Metal is the accepted material for dealing with extremes. That’s just the way it’s always been. We fabricate and install graded metals with a mindless reflex, knowing the material has a dense enough molecular bond to withstand all kinds of hazardous environment. Let’s take our lead from the petroleum industry and chemical processing field for a time and aid our material engineers in re-evaluating the role of metal. Certainly, metal is an invaluable resource, but each alloy requires expensive heat treatment to make it malleable and easy to shape. Plastic is the key to the issue. The argument for plastic already overwhelms any metal when considering weight ratios and cost. The carbon polymers that form plastics are simply much lighter than metal and easier to mold. Unfortunately, although weight and cost are major factors in the automotive industry, this is still a complex puzzle to unravel.
Consider one area where steel and aluminium tend to enjoy dominion over plastic, the fuel system and any areas of the vehicle where caustic liquids are present. Road vehicles adopt engines to run on diesel, petrol, ethanol, and various mixes with potential catalysing properties. While plastics are available to match these fuels, the need to create a strategy to match the solvent characteristics of certain fuel grades creates an additional layer of logistics to deal with in the manufacturing stage.
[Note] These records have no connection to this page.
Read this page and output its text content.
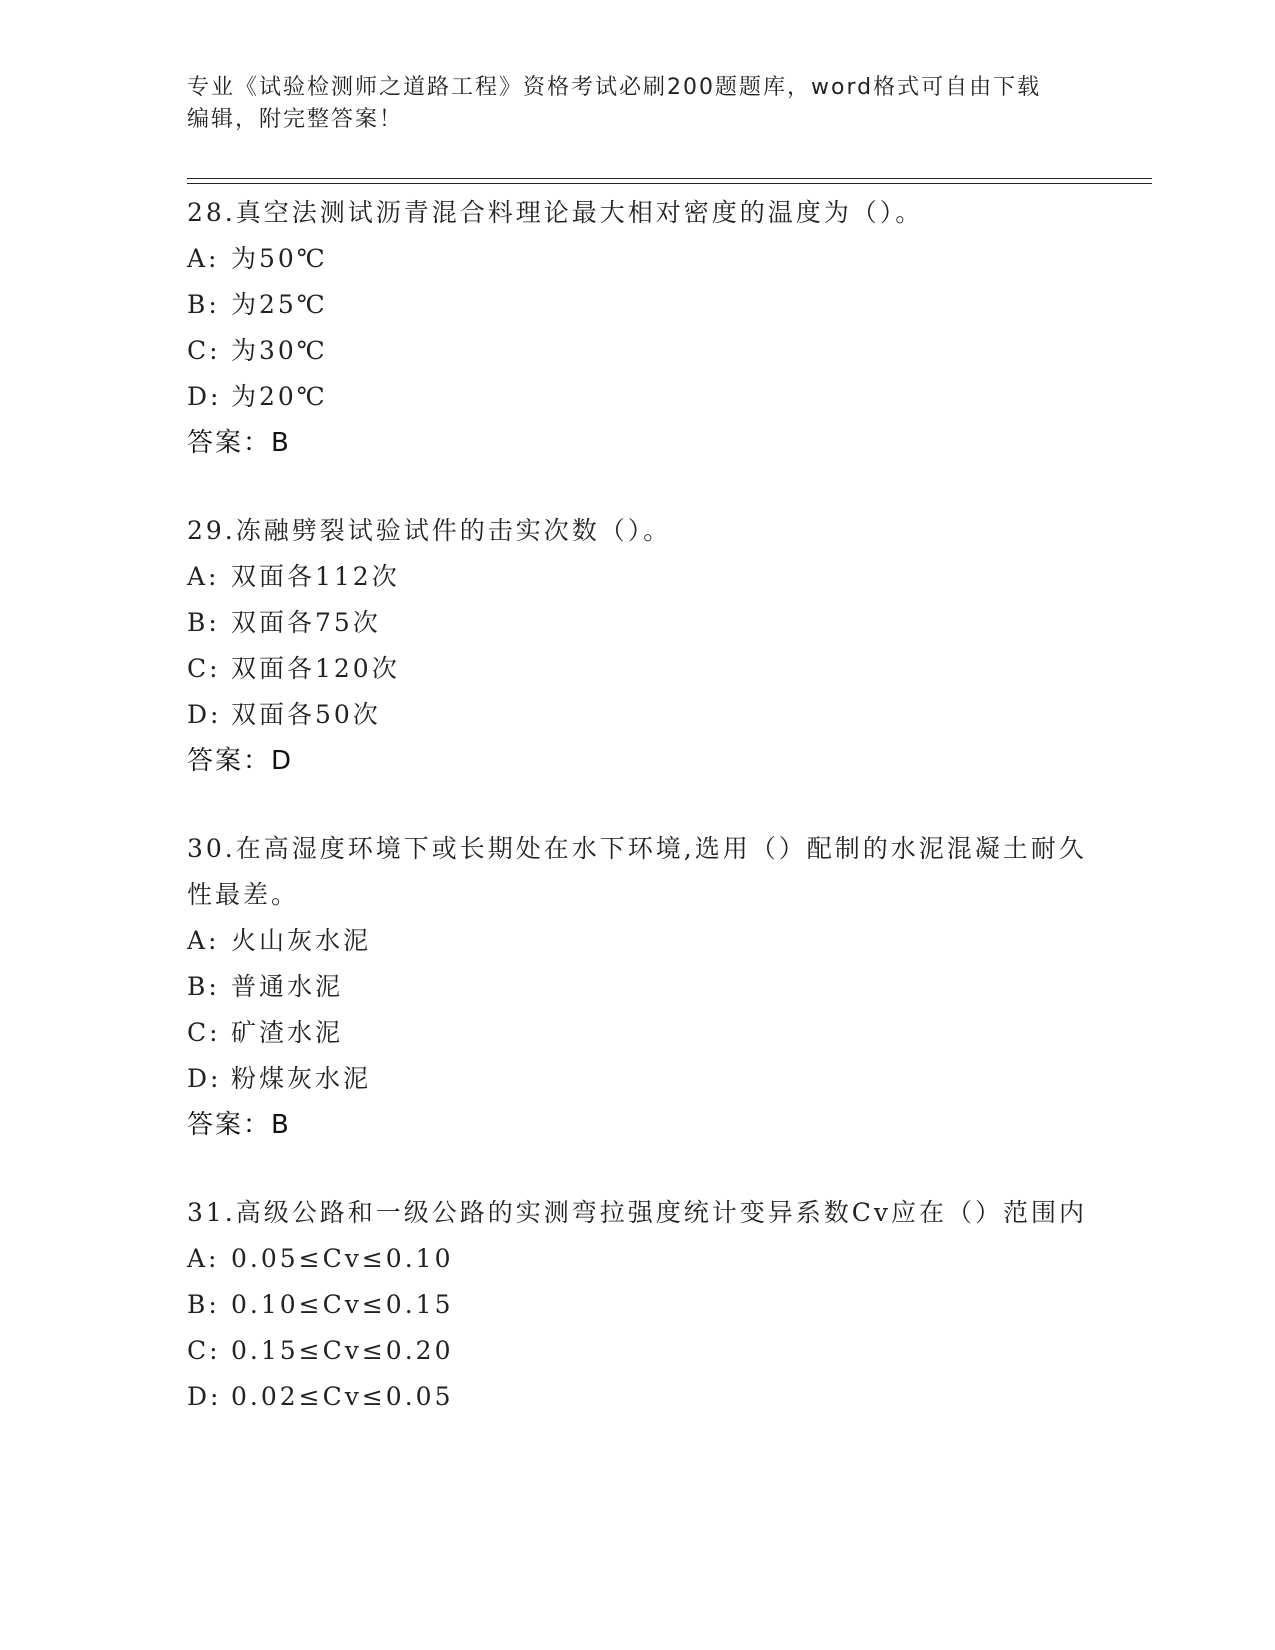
专业《试验检测师之道路工程》资格考试必刷200题题库，word格式可自由下载
编辑，附完整答案！
28.真空法测试沥青混合料理论最大相对密度的温度为（）。
A: 为50℃
B: 为25℃
C: 为30℃
D: 为20℃
答案：B
29.冻融劈裂试验试件的击实次数（）。
A: 双面各112次
B: 双面各75次
C: 双面各120次
D: 双面各50次
答案：D
30.在高湿度环境下或长期处在水下环境,选用（）配制的水泥混凝土耐久性最差。
A: 火山灰水泥
B: 普通水泥
C: 矿渣水泥
D: 粉煤灰水泥
答案：B
31.高级公路和一级公路的实测弯拉强度统计变异系数Cv应在（）范围内
A: 0.05≤Cv≤0.10
B: 0.10≤Cv≤0.15
C: 0.15≤Cv≤0.20
D: 0.02≤Cv≤0.05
Steel doesn’t react to the caustic components within an ethanol blend, plus, steel deals with transient pressure and temperature variations more efficiently than typical plastic alternatives. Flip the coin once more, though, to see the acceleration of developments in the engineering plastics sector.
The coin flip shows a range of elastomers, thermoplastics, fluoropolymers, and much more arriving to compete with high-end metals. The fluorocarbon market, including Teflon, uses formulations of carbon-fluorine bonds to create near friction-free materials that are chemically inert. Imagine a future, perhaps ten or fifteen years from today, a future where engine performance has increased twenty-fold. The elimination of heavy metal must be a key part of this goal. The cars will run on a combination of biofuel and exotic chemical processes, passing through plastic fuel tanks that will never become permeable to the fuel source. The fossil fuel market will finally have the lightweight chassis and lighter engine required to squeeze the last ounce of energy from rapidly dwindling reserves, and this optimized mass-to-fuel performance ratio will usher in a new age of savings through science.
Expect to see more entries from the fluoropolymer family within fuel systems. This penetration of plastic is already being paved by PPA, Polyphthalamide, and nylon polymers. Set to replace engine manifold components with injection-molded plastic as of today, the polymer industry is destined for big things.